Bu çalışmada ise önceki çalışmaların sonuçları ile uyum içinde olarak egzersiz sırasında kalp atım hızı ile iş gücü arasında ilişkinin metabolizma değişim bölgesinin tespitindeki etkinliği bulunamadı 13, 14. Çalışma gurubundaki deneklerin büyük oranında her iki egzersiz protokolü için kalp atım hızı uygulanan iş gücüne lineer artış gösterdi ve maksimal egzersize kadar devam etti 24. Bununla birlikte, kalp atım hızı-iş gücü arasında kırılım gösteren deneklerde W15 protokolünde sağ tarafa olan kayma W30 protokolünde sol tarafa kayma şekline dönmüştür. Kalp atım hızı ile iş gücü arasındaki kırılma noktası tüm deneklerde anaerobik eşik üstündeki bölgede meydana gelmiştir 25. Anaerobik eşik üstündeki egzersiz bölgesinde aktif hale gelen anaerobik metabolizma yan ürünlerinden olan katekolaminlerin bu kalp atım hızı üzerine etkileri olabileceği ileri sürülmüştür 26. Periferal dolaşımdaki kan laktat seviyesi direkt olarak kardiovasküler sistemi etkileyerek kalp atım hızını etkileyebilir 27. Buna karşılık olarak egzersiz testinde aktifleşen anaerobik metabolizmaya rağmen tüm deneklerde kalp atım hızında lineerliğin değişmemesi bu nedenleri desteklememektedir. Diğer bir çalışmada ise katekolamin ve laktat seviyesinde önemli artışlara neden olan akut hipoksik egzersizde kalp atım hızı iş gücü ilişkisi değişmemiştir 28. Kalp atım hızı ile iş gücü arasındaki ilişkinin şiddeti düzenli olarak artan egzersiz test protokolüne verdiği cevabın farklı olması denekler arasındaki fiziksel kondisyon durumlarındaki farklılıktan dolayı olabilir 29. Bununla birlikte kalp atım hızındaki kırılma noktasının anaerobik eşik üstü bölgede solunumun artan metabolik asidozisi uzaklaştırmak için aşırı hızlandığı respiratory konpansasyon noktasına denk geldiği bildirilmiştir 30.

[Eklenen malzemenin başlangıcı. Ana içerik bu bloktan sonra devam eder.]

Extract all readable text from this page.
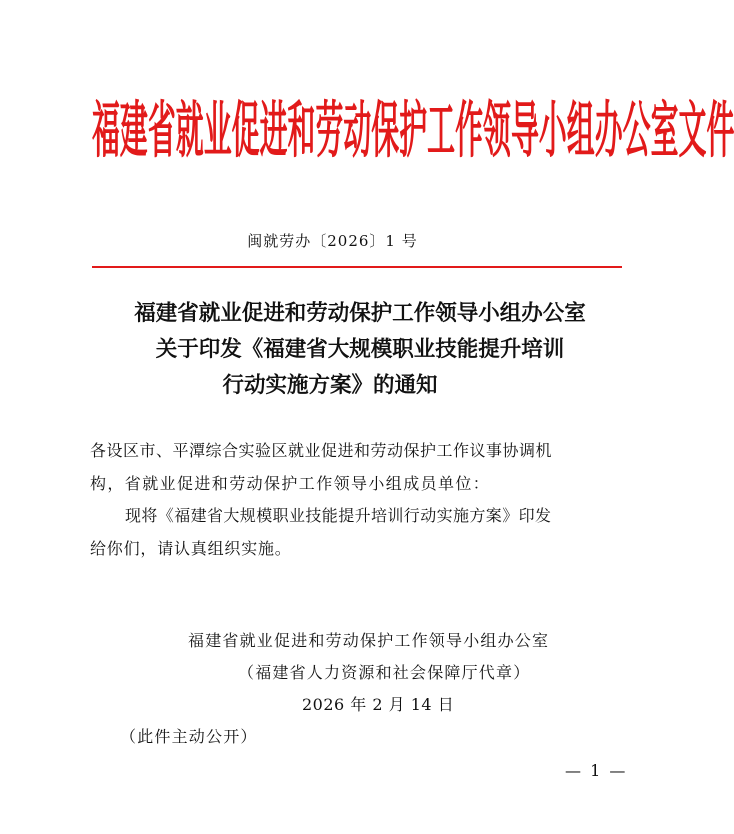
福建省就业促进和劳动保护工作领导小组办公室文件
闽就劳办〔2026〕1 号
福建省就业促进和劳动保护工作领导小组办公室
关于印发《福建省大规模职业技能提升培训
行动实施方案》的通知
各设区市、平潭综合实验区就业促进和劳动保护工作议事协调机
构，省就业促进和劳动保护工作领导小组成员单位：
现将《福建省大规模职业技能提升培训行动实施方案》印发
给你们，请认真组织实施。
福建省就业促进和劳动保护工作领导小组办公室
（福建省人力资源和社会保障厅代章）
2026 年 2 月 14 日
（此件主动公开）
— 1 —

Sonuç olarak, Conconi testi olarak da adlandırılan, egzersiz sırasında kalp atım hızı ile iş gücü arasındaki her zaman bir kırılma noktası tespit edilememekte, elde edilen kırılım noktası ise anaerobik eşik ile alakalı olmayıp yaklaşık olarak %30 anaerobik eşik üstü bölgede meydana gelmektedir ve egzersiz şiddetinin artırılması bu durumu değiştirmemektedir. Bu nedenle kalp atım hızı iş gücü ilişkisi ileri çalışmalara ihtiyaç duymakta ve klinik alanda antrenman veya egzersiz programlarının hazırlanmasında uygulanırken dikkat edilmelidir.